Answer:
A. 466 g of BaSO₄.
B. 2.25 moles of H₂O.
Explanation:
The balanced equation for the reaction is given below:
BaO + H₂SO₄ —> BaSO₄ + H₂O
Next, we shall determine the mass of H₂SO₄ that reacted and the mass of BaSO₄ produced from the balanced equation. This can be obtained as follow:
Molar mass of H₂SO₄ = (2×1) + 32 + (16×4)
= 2 + 32 + 64
= 98 g/mol
Mass of H₂SO₄ from the balanced equation = 1 × 98 = 98 g
Molar mass of BaSO₄ = 137 + 32 + (16×4)
= 137 + 32 + 64
= 233 g/mol
Mass of BaSO₄ from the balanced equation = 1 × 233 = 233 g
SUMMARY:
From the balanced equation above,
98 g of H₂SO₄ reacted to produce 233 g of BaSO₄.
A. Determination of the mass of BaSO₄ produced by the reaction of 196 g of H₂SO₄.
From the balanced equation above,
98 g of H₂SO₄ reacted to produce 233 g of BaSO₄.

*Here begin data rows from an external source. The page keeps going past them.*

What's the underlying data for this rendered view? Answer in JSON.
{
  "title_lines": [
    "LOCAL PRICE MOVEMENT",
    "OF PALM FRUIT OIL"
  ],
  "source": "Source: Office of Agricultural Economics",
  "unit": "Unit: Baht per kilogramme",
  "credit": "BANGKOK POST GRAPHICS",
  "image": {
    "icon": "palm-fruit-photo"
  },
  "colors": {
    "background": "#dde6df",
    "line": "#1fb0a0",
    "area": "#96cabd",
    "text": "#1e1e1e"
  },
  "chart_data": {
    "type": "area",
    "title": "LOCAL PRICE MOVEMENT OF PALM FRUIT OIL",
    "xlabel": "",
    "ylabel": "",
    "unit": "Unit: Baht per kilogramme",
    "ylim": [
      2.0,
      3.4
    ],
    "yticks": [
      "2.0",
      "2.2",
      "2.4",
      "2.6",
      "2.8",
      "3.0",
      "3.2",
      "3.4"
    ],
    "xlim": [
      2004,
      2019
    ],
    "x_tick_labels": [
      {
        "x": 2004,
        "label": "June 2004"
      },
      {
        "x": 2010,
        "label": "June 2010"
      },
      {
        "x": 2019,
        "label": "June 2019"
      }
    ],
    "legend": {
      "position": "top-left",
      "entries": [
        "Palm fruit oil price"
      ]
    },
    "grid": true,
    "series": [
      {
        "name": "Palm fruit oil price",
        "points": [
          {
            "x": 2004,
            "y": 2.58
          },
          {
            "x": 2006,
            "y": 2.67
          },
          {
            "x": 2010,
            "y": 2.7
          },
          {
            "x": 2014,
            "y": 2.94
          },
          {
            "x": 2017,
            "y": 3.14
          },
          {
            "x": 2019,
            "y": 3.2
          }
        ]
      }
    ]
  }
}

Therefore, 196 g of H₂SO₄ will react to produce = (196 × 233) /98 = 466 g of BaSO₄.
Thus, 466 g of BaSO₄ were obtained from the reaction.
B. Determination of the number of mole of H₂O produced by the reaction of 345 g of BaO.
We'll begin by calculating the number of mole in 345 g of BaO. This can be obtained as follow:
Mass of BaO = 345 g
Molar mass of BaO = 137 + 16 = 153 g/mol
Mole of BaO =?
Mole = mass /Molar mass
Mole of BaO = 345 / 153
Mole of BaO = 2.25 moles
Finally, we shall determine the number of mole of H₂O produced from the reaction. This can be obtained as follow:
BaO + H₂SO₄ —> BaSO₄ + H₂O
From the balanced equation above,
1 mole of BaO reacted to produce 1 mole of H₂O.
Therefore, 2.25 moles of BaO will also react to produce 2.25 moles of H₂O.
Thus, 2.25 moles of H₂O were obtained from the reaction.